It is the US Fed’s intention to buy volumes of mortgage backed securities and keep borrowing rates at near zero (0-0.25%) until the job market and broader economy pick up. Basically they are going to print money until there is some improvement in unemployment figures. Unemployment is at 8.1% and the Fed estimate that it will fall no lower than 7.6% in 2013 and 6.7 in 2014. Inflation is forecast to remain at or below 2% until 2015.
How does it work?
The Fed will buy $40 billion a month in mortgages and will keep doing this until unemployment starts to fall. This will have a couple of effects:
1. It might lower mortgages rates by another 0.25% (already quite low). The 30-year mortgage rate is 3.5% and could go down to 3.25%
2. When mortgage rates go down, the price of houses tends to go up which is beneficial even if you are not refinancing a mortgage
3. Investors tend to move out of low interest earning investments and put their money into stocks. The DJIA closed up more than 200 points and was 625 points off its all-time high.
Impact on NZ$
With the flood of US$ into the market this has put downward pressure on the US$ which will make its export market more competitive and imports more expensive.
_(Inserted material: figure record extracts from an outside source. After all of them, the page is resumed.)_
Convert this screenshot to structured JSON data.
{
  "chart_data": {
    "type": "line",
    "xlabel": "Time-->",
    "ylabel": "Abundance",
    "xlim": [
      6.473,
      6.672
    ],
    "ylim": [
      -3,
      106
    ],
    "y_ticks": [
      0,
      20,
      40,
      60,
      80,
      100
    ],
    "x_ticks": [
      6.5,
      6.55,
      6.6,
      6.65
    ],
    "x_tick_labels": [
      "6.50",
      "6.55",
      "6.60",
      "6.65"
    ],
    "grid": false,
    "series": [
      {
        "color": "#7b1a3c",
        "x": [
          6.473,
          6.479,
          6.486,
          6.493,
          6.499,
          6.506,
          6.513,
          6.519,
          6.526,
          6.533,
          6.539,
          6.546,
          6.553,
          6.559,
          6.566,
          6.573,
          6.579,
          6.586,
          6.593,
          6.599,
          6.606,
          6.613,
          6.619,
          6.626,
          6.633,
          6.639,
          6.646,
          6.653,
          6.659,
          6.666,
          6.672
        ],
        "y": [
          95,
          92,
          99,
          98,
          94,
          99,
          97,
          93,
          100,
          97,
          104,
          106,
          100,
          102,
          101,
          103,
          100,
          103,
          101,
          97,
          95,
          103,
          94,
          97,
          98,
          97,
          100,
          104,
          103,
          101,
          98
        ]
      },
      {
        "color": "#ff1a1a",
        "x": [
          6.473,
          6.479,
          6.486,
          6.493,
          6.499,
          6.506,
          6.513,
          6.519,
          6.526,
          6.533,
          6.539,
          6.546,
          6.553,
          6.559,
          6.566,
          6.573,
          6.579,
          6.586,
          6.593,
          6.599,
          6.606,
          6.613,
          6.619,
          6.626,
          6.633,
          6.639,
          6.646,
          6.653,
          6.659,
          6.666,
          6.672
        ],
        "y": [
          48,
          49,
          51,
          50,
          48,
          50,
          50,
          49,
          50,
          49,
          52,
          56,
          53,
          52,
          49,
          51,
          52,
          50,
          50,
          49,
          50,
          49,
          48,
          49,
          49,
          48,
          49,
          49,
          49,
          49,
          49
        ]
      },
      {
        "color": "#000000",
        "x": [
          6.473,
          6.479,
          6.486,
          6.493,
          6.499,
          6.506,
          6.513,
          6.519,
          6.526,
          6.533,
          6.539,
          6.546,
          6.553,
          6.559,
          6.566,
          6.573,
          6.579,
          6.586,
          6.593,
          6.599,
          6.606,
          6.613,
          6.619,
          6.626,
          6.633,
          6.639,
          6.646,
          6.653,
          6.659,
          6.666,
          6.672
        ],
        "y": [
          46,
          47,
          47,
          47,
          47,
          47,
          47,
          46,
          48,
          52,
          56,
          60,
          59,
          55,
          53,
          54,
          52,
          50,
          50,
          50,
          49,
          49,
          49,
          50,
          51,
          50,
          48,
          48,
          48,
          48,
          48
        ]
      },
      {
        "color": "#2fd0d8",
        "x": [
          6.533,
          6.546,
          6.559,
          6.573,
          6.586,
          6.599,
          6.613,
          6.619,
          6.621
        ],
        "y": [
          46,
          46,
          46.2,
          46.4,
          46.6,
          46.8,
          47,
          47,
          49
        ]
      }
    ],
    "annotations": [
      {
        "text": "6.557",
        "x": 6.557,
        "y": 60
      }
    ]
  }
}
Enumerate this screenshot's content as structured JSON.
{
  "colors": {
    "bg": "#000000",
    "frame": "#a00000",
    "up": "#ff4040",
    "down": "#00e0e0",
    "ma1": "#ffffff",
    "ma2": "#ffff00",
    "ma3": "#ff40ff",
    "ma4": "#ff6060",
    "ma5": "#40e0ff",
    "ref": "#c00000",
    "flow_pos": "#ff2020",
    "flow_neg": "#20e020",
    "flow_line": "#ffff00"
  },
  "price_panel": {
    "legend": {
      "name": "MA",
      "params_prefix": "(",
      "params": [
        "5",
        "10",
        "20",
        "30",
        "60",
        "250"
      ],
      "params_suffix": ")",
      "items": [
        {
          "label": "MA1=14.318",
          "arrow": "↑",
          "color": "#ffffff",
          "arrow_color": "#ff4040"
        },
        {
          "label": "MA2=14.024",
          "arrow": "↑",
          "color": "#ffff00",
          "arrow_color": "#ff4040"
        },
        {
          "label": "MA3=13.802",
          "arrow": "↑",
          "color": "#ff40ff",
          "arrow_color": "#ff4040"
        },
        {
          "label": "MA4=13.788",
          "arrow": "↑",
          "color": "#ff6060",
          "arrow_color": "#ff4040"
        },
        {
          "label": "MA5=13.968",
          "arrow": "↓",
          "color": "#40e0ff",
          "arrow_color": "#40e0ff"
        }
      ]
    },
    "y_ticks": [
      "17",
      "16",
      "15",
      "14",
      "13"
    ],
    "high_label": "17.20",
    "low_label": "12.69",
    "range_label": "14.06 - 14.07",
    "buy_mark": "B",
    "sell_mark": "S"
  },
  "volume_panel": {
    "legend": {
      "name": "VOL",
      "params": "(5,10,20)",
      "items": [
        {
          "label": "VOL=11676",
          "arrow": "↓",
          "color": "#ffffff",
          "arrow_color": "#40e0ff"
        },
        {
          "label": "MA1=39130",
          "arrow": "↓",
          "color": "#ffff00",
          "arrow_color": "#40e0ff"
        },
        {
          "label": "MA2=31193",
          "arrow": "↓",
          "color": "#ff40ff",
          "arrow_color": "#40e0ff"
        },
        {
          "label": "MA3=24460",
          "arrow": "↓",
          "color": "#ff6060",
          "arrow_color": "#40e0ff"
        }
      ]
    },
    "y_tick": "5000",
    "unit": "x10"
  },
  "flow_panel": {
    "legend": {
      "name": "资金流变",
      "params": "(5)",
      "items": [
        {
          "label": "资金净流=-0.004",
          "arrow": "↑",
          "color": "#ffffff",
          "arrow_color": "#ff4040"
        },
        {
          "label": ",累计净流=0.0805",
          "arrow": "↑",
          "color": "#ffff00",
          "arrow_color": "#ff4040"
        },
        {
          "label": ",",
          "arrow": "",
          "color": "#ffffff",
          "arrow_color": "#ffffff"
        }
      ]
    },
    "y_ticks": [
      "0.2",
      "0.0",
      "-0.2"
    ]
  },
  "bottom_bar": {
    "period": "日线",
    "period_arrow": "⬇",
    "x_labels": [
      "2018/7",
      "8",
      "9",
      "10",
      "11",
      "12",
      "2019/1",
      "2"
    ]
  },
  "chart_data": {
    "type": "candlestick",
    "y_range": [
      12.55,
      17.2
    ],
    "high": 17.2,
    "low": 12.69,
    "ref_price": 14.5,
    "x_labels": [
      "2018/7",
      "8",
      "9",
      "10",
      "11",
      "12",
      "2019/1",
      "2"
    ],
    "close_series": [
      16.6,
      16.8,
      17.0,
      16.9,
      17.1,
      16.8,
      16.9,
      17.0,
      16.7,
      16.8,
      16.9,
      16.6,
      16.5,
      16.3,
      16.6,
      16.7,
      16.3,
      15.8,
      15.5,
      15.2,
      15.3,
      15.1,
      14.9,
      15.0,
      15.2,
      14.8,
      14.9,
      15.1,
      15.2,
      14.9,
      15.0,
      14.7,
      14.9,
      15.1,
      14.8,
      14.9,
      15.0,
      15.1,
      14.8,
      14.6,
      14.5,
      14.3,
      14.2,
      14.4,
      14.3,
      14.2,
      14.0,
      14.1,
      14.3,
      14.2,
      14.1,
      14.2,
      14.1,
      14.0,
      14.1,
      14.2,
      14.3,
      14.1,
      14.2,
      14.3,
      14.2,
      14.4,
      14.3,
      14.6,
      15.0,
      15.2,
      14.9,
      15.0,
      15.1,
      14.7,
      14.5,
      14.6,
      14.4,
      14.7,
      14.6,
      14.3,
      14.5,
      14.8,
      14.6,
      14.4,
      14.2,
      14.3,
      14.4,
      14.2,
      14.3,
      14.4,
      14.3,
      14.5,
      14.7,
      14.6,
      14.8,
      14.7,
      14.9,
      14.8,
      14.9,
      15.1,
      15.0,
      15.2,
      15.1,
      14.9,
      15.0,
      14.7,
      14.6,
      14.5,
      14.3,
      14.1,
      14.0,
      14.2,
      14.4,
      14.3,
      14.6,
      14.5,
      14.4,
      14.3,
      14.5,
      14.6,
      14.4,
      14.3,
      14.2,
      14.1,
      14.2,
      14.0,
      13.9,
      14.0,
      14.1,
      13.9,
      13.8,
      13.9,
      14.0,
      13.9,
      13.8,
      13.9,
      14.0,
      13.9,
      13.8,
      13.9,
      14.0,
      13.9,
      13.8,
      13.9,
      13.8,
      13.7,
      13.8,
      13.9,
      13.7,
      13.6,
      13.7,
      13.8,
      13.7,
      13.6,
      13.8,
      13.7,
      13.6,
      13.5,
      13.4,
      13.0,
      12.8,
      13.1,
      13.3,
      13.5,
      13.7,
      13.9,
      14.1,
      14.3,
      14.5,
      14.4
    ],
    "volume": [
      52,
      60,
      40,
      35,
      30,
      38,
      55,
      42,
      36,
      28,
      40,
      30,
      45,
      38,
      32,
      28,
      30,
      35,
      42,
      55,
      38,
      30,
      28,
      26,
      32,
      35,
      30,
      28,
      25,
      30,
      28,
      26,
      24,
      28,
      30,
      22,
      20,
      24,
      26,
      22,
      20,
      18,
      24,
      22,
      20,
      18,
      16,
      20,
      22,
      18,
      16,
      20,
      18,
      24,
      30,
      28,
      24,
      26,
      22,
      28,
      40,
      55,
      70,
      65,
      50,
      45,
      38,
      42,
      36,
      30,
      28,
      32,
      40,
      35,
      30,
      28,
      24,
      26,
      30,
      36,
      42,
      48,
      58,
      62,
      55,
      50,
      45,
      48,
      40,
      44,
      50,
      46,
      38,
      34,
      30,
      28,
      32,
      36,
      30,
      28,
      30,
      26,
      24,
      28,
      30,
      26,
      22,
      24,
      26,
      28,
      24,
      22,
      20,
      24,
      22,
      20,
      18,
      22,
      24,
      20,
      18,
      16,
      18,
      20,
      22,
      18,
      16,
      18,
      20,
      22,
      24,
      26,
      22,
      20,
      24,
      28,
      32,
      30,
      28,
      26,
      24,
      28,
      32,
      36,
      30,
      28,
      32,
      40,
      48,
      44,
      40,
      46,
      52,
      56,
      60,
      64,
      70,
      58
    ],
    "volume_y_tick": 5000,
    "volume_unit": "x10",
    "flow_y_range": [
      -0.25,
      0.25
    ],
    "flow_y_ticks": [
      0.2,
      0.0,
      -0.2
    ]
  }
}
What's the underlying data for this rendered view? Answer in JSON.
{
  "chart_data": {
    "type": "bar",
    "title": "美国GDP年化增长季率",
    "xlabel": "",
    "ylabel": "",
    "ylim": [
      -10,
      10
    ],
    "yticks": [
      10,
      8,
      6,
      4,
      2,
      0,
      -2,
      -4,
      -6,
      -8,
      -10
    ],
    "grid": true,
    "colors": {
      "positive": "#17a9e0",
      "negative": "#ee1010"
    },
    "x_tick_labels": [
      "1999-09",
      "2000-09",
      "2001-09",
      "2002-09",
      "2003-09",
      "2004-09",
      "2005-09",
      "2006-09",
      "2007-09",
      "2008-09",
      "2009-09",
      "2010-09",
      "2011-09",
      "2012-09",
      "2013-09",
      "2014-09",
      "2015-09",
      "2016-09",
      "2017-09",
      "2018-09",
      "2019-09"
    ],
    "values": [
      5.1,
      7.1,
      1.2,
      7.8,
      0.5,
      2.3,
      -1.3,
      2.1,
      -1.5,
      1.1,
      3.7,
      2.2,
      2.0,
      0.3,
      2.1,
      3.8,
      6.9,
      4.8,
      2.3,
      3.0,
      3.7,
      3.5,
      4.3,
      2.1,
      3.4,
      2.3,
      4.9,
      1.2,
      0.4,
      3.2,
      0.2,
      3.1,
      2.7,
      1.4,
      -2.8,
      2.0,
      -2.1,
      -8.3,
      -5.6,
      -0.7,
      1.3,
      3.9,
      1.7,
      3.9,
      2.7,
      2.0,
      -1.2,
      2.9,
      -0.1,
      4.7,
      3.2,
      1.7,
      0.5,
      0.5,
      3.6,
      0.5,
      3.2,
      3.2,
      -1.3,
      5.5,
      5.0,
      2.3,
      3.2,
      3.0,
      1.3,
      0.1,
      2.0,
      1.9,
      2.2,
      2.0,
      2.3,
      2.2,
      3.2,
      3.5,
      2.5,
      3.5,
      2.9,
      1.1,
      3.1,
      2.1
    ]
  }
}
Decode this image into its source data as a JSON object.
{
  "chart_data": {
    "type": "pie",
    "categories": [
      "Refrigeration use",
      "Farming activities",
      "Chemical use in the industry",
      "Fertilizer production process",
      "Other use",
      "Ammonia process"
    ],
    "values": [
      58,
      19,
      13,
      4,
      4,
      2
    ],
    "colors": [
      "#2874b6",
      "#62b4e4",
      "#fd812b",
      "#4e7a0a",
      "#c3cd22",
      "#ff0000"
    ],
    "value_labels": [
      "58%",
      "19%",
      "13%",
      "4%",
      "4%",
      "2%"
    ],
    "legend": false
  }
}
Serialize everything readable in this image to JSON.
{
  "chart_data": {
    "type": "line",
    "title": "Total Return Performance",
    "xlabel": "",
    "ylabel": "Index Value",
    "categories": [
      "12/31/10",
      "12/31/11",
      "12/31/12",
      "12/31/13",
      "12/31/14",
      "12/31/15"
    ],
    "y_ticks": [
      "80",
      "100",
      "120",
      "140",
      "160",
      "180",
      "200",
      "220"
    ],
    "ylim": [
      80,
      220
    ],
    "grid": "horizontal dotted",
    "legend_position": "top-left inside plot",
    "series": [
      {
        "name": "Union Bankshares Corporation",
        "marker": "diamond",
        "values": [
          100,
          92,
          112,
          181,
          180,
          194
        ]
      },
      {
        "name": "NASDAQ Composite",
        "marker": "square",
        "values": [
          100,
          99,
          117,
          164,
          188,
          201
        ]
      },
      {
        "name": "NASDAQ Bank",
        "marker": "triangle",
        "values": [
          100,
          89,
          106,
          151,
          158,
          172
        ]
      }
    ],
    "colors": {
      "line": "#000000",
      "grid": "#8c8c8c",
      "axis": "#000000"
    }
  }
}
However risk currencies like the NZ$ and AUS$ have rallied. Looking at the NZ$, this has appreciated considerably against the US$ and will make NZ exports more expensive and NZ imports cheaper. This will not only hurt the export industry as the price of goods become more expensive but the domestic sector have now got to compete with cheaper imports. The NZ$ reached US$0.84 yesterday.